Manic is here, and Halsey fans could not be any more hyped. The 25-year-old singer released her album, the first since 2017’s hopeless fountain kingdom, on Jan. 17, and to say that fans have been ready for it would be an understatement. Boasting 16 tracks – including singles “Clementine,” “Graveyard,” “You Should Be Sad,” and the chart-topping “Without Me” – and appearances by Alanis Morissette, Dominic Fike, and Suga of BTS, Manic may be the first great album of 2020 and the decade.
This new album is “Halsey’s raw autobiographical portrait of the artist as a young mess, craving her share of love and tenderness in a hostile world,” according to Rolling Stone’s review of the album. Yet, Halsey “is a mess who’s a hungrily ambitious artist seeing herself as a mirror for her entire generation.” The album, dubbed “excellent” and earning four-out-of-five stars, is described as a “thrilling quest” as she tries to find peace of mind. While her previous album was a “Romeo and Juliet trip, set in a Shakespearean dystopia,” Rolling Stone says Manic is “about the here-and-now real world and her fight for a place in it as a young woman.”
Halsey (real name Ashley Frangipane) said that the reason Manic would up the way it is was due to “a very, very personal conversation,” Halsey explained during the intimate “Evening With Halsey” event at L.A.’s Grammy Museum in September, per Billboard. “It’s part of the reason I’ve been using a lot of Ashley talk in this album, because it does feel very much like a look behind the curtain in a way.

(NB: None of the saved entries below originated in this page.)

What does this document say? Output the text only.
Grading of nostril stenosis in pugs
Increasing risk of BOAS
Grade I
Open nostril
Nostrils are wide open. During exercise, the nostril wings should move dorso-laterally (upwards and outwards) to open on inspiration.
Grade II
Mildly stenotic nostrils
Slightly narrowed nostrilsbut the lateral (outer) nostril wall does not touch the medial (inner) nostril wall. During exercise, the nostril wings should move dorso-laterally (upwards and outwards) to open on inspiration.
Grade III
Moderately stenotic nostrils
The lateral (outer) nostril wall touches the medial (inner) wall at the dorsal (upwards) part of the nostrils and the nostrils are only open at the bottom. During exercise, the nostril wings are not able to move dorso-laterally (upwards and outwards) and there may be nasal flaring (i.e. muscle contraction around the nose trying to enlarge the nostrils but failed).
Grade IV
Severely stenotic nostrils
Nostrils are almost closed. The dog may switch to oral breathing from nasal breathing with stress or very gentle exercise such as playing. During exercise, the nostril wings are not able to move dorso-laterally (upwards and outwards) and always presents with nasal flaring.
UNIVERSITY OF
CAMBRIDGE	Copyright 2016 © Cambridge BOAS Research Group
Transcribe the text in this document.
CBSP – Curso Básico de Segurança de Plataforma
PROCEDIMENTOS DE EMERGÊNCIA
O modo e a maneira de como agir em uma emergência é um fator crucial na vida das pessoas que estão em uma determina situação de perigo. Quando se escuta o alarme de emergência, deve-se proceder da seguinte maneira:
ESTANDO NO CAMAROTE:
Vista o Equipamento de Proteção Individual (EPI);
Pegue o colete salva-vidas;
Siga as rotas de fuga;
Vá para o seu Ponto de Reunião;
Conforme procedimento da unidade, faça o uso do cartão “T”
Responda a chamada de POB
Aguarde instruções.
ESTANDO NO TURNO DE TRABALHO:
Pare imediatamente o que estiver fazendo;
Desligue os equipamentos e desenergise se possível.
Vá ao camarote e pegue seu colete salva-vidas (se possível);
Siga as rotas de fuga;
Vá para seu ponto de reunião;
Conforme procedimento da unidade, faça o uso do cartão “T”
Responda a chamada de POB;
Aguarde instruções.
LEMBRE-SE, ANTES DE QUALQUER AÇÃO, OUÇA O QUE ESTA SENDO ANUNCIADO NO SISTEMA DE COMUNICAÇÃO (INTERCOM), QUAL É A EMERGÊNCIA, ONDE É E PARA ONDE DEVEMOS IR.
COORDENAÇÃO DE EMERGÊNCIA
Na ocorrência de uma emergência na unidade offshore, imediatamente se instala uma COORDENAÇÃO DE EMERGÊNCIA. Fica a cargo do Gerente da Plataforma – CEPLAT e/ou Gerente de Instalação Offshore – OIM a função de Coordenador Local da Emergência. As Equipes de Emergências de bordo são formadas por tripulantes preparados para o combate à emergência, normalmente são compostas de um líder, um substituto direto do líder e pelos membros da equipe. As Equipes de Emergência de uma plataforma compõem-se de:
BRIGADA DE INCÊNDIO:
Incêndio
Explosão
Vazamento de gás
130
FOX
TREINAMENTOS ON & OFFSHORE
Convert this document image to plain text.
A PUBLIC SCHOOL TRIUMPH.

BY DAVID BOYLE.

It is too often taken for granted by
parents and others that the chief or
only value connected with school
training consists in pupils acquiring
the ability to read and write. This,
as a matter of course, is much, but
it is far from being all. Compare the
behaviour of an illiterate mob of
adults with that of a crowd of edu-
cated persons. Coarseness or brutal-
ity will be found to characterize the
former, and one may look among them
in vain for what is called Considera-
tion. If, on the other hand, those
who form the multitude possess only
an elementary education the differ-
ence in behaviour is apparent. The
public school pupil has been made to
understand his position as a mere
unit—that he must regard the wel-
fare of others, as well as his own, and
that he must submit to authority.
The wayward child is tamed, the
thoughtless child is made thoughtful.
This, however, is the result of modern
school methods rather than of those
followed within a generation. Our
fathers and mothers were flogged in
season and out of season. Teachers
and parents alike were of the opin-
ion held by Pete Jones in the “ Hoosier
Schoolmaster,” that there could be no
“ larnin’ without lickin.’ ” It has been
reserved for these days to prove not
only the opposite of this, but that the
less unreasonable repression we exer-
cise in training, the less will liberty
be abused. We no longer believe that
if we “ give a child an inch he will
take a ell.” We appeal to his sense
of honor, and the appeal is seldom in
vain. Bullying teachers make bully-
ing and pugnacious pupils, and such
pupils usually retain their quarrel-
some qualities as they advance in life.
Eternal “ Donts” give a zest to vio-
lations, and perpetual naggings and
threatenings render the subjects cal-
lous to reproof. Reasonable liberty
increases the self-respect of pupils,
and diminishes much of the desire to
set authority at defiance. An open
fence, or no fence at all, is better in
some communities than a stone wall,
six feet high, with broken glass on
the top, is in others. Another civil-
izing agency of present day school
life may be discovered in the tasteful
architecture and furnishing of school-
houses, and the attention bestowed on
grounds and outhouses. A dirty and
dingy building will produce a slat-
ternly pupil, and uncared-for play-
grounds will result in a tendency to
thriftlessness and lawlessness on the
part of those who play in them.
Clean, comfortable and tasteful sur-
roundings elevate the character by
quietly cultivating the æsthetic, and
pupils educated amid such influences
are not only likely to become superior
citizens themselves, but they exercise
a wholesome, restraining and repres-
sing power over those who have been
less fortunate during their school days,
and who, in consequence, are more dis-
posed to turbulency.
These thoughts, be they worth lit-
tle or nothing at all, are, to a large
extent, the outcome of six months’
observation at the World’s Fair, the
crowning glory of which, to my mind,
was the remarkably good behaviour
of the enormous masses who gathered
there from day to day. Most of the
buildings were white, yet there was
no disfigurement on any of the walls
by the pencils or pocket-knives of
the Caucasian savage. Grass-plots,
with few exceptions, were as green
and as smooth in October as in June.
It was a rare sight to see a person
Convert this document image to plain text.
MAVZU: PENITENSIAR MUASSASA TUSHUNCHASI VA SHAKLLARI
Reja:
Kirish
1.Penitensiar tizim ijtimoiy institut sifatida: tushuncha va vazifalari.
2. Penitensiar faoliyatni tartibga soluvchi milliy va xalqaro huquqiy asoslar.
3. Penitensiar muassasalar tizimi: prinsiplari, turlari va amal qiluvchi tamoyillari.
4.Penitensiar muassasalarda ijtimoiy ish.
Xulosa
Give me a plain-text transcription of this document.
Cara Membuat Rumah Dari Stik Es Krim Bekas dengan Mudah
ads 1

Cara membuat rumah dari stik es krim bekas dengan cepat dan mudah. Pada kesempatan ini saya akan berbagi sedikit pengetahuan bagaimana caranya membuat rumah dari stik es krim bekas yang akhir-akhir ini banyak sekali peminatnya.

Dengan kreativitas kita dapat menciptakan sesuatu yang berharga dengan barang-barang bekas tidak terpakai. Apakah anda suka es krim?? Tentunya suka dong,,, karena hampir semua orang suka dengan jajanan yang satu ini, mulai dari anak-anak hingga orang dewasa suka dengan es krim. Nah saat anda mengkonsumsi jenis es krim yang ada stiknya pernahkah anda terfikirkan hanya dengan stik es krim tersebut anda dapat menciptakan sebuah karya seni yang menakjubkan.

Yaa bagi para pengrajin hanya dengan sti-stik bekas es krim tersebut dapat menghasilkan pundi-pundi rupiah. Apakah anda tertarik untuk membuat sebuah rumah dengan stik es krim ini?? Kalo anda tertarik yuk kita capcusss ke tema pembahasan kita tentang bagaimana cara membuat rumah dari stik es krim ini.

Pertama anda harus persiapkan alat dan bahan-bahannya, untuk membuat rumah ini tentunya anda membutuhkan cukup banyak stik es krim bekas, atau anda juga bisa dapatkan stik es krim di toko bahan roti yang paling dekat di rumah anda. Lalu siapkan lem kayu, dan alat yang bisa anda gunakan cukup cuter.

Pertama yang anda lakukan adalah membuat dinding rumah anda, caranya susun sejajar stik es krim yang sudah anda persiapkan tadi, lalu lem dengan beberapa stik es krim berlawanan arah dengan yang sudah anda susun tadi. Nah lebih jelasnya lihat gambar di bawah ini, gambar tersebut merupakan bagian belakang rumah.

A curtain I never intended to put up but it’s just kind of there, because I was young and scared of showing—I didn’t know who I was deeply so it was irresponsible for me to tell the whole world, ‘This is who I am!’ And the world is like, ‘You’re 21, no it’s not.’ I’m going to be 25 in a couple of days, which is terrifying because I still feel 19.”
“I sat there to make this album and I was like, ‘Yeah, I’m going to make an angry album,’” she said when speaking to Apple Music’s Beats 1 host Zane Lowe in September 2019. “And I wasn’t mad. It’s exciting. … I’m closing a chapter in this record that I feel very much like I needed to put the final word on, put the nail in the coffin, if you will. Graveyard, marry it.”
One week ahead of Manic’s release, Halsey paid homage to many of the icons who paved the way for a young woman from Edison, New Jersey to become an international pop star. In the video for “You Should Be Sad,” a country-inspired anthem about heartbreak and moving on, Halsey channels her inner “Dirrty”-era Christina Aguilera, Shania Twain, Carrie Underwood, and the American Horror Story-version of Lady Gaga. It actually is a Gaga reference! But it’s not that one specifically. It’s me referencing Gaga who was referencing Bianca Jagger in AHS Hotel,” she tweeted.